Wer braucht eine Bandscheibenoperation?
Nicht jede diagnostizierte Bandscheibenhernie erfordert laut Dr. Sabarini einen operativen Eingriff. Zunächst würden konservative Therapien wie Physiotherapie, Schmerzbehandlung und gezielte Bewegungskonzepte angewandt. Eine Operation komme vor allem dann in Betracht, wenn diese Maßnahmen keinen Erfolg zeigen oder wenn neurologische Ausfälle wie Kraftverlust, Taubheitsgefühle oder Lähmungserscheinungen auftreten. Grundlage jeder Entscheidung sei eine präzise Diagnostik, bestehend aus neurologischer Untersuchung und bildgebenden Verfahren wie der MRT.
Akute und chronische Wirbelsäulenerkrankungen
Der Neurochirurg unterscheidet zwischen akuten und chronischen Wirbelsäulenproblemen. Akute Beschwerden seien häufig Ausdruck eines neu aufgetretenen Bandscheibenvorfalls. Chronische Verläufe hingegen stünden oft im Zusammenhang mit Spinalkanalverengungen oder degenerativen Veränderungen der Wirbelsäule. In beiden Fällen gelte: Erst eine eindeutige Befundlage rechtfertige einen operativen Eingriff.
Minimal-invasive Verfahren als moderne Alternative
Bei mittelgradigen Befunden setzt Dr. Sabarini bevorzugt auf minimal-invasive Verfahren. Diese können in ausgewählten Fällen unter lokaler Betäubung durchgeführt werden, ohne große Schnitte. Mithilfe spezieller Kanülen werde gezielt auf die betroffene Bandscheibe eingewirkt, um den Druck auf die Nerven zu reduzieren. Bei fortgeschrittenen oder komplexen Erkrankungen sei jedoch weiterhin die klassische Operation notwendig.
Medizinisches Selbstverständnis der Avicenna-Klinik
Dr. Sabarini ist ärztlicher Leiter der Avicenna Wirbelsäulenchirurgie. Der Name der Klinik ist eine bewusste Referenz an den Universalgelehrten Ibn Sina (Avicenna). Dessen ganzheitlicher Ansatz – die Verbindung von körperlicher, seelischer und sozialer Gesundheit – bilde auch heute noch die Grundlage der medizinischen Philosophie der Einrichtung. Patientinnen und Patienten würden nicht nur nach Befunden, sondern als Menschen mit individuellen Lebensumständen betrachtet.

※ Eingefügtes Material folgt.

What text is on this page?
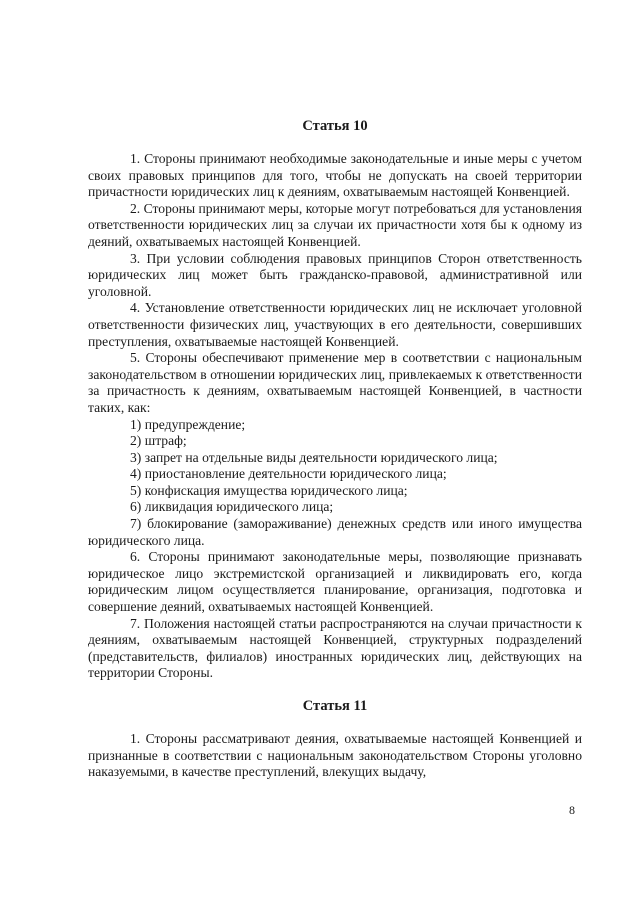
Статья 10

1. Стороны принимают необходимые законодательные и иные меры с учетом своих правовых принципов для того, чтобы не допускать на своей территории причастности юридических лиц к деяниям, охватываемым настоящей Конвенцией.

2. Стороны принимают меры, которые могут потребоваться для установления ответственности юридических лиц за случаи их причастности хотя бы к одному из деяний, охватываемых настоящей Конвенцией.

3. При условии соблюдения правовых принципов Сторон ответственность юридических лиц может быть гражданско-правовой, административной или уголовной.

4. Установление ответственности юридических лиц не исключает уголовной ответственности физических лиц, участвующих в его деятельности, совершивших преступления, охватываемые настоящей Конвенцией.

5. Стороны обеспечивают применение мер в соответствии с национальным законодательством в отношении юридических лиц, привлекаемых к ответственности за причастность к деяниям, охватываемым настоящей Конвенцией, в частности таких, как:

1) предупреждение;

2) штраф;

3) запрет на отдельные виды деятельности юридического лица;

4) приостановление деятельности юридического лица;

5) конфискация имущества юридического лица;

6) ликвидация юридического лица;

7) блокирование (замораживание) денежных средств или иного имущества юридического лица.

6. Стороны принимают законодательные меры, позволяющие признавать юридическое лицо экстремистской организацией и ликвидировать его, когда юридическим лицом осуществляется планирование, организация, подготовка и совершение деяний, охватываемых настоящей Конвенцией.

7. Положения настоящей статьи распространяются на случаи причастности к деяниям, охватываемым настоящей Конвенцией, структурных подразделений (представительств, филиалов) иностранных юридических лиц, действующих на территории Стороны.

Статья 11

1. Стороны рассматривают деяния, охватываемые настоящей Конвенцией и признанные в соответствии с национальным законодательством Стороны уголовно наказуемыми, в качестве преступлений, влекущих выдачу,

8
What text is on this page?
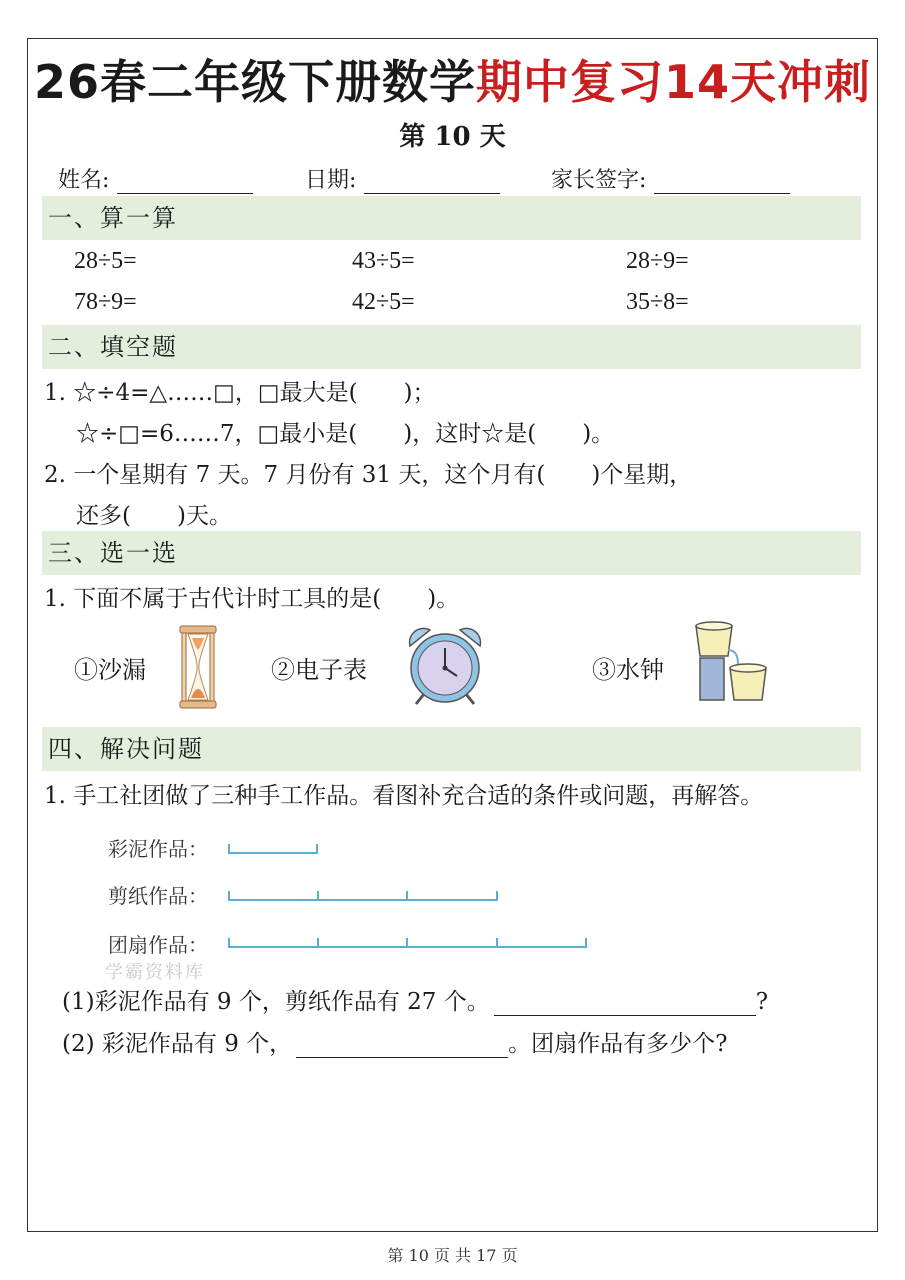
26春二年级下册数学期中复习14天冲刺
第 10 天
姓名:	日期:	家长签字:
一、算一算
28÷5=	43÷5=	28÷9=
78÷9=	42÷5=	35÷8=
二、填空题
1. ☆÷4=△……□，□最大是(　　)；
☆÷□=6……7，□最小是(　　)，这时☆是(　　)。
2. 一个星期有 7 天。7 月份有 31 天，这个月有(　　)个星期，
还多(　　)天。
三、选一选
1. 下面不属于古代计时工具的是(　　)。
①沙漏	②电子表	③水钟
四、解决问题
1. 手工社团做了三种手工作品。看图补充合适的条件或问题，再解答。
彩泥作品：
剪纸作品：
团扇作品：
学霸资料库
(1)彩泥作品有 9 个，剪纸作品有 27 个。	?
(2) 彩泥作品有 9 个，	。团扇作品有多少个?
第 10 页 共 17 页
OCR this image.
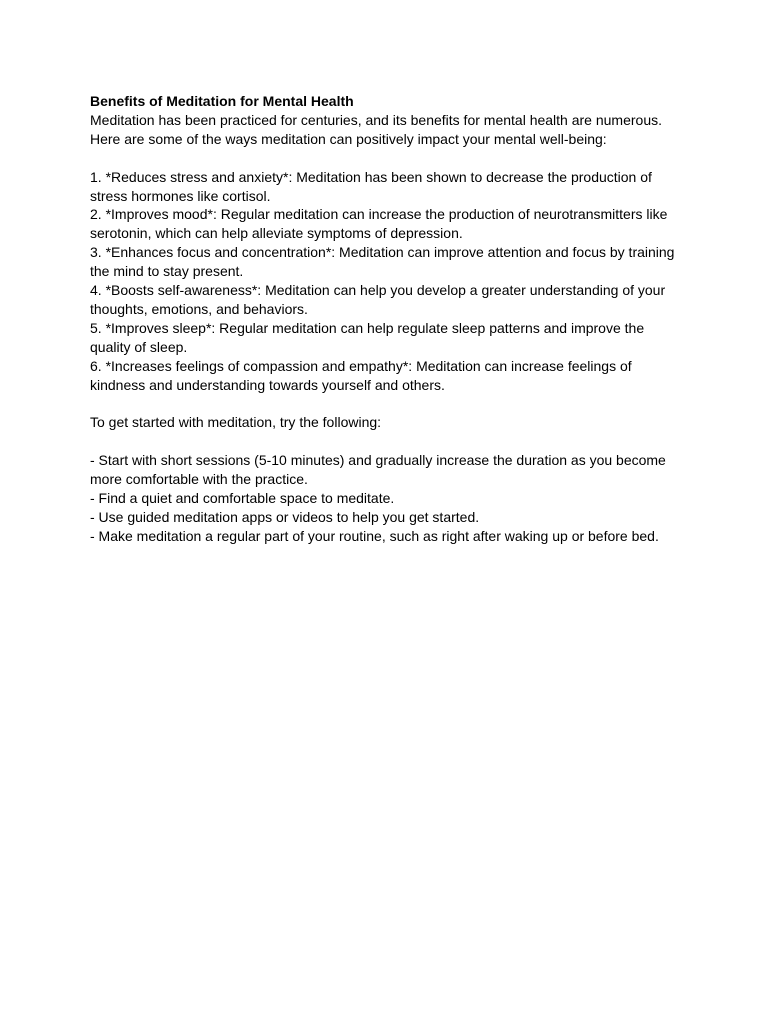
Benefits of Meditation for Mental Health

Meditation has been practiced for centuries, and its benefits for mental health are numerous.

Here are some of the ways meditation can positively impact your mental well-being:

1. *Reduces stress and anxiety*: Meditation has been shown to decrease the production of

stress hormones like cortisol.

2. *Improves mood*: Regular meditation can increase the production of neurotransmitters like

serotonin, which can help alleviate symptoms of depression.

3. *Enhances focus and concentration*: Meditation can improve attention and focus by training

the mind to stay present.

4. *Boosts self-awareness*: Meditation can help you develop a greater understanding of your

thoughts, emotions, and behaviors.

5. *Improves sleep*: Regular meditation can help regulate sleep patterns and improve the

quality of sleep.

6. *Increases feelings of compassion and empathy*: Meditation can increase feelings of

kindness and understanding towards yourself and others.

To get started with meditation, try the following:

- Start with short sessions (5-10 minutes) and gradually increase the duration as you become

more comfortable with the practice.

- Find a quiet and comfortable space to meditate.

- Use guided meditation apps or videos to help you get started.

- Make meditation a regular part of your routine, such as right after waking up or before bed.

Zur Person: Dr. Munther Sabarini
Dr. Munther Sabarini ist Facharzt für Neurochirurgie mit Schwerpunkt Wirbelsäulenerkrankungen. Er verfügt über Erfahrung in mikrochirurgischen und minimal-invasiven Techniken und hat im Laufe seiner Karriere mehr als 30.000 Patientinnen und Patienten behandelt. Neben seiner klinischen Tätigkeit ist er regelmäßiger Referent auf nationalen und internationalen Fachkongressen.
Das Interview verdeutlicht, dass moderne Wirbelsäulenchirurgie heute differenzierter denn je ist. Nicht jede Diagnose führt automatisch zur Operation – entscheidend sind eine fundierte Abklärung, individuelle Therapieplanung und der gezielte Einsatz innovativer Verfahren.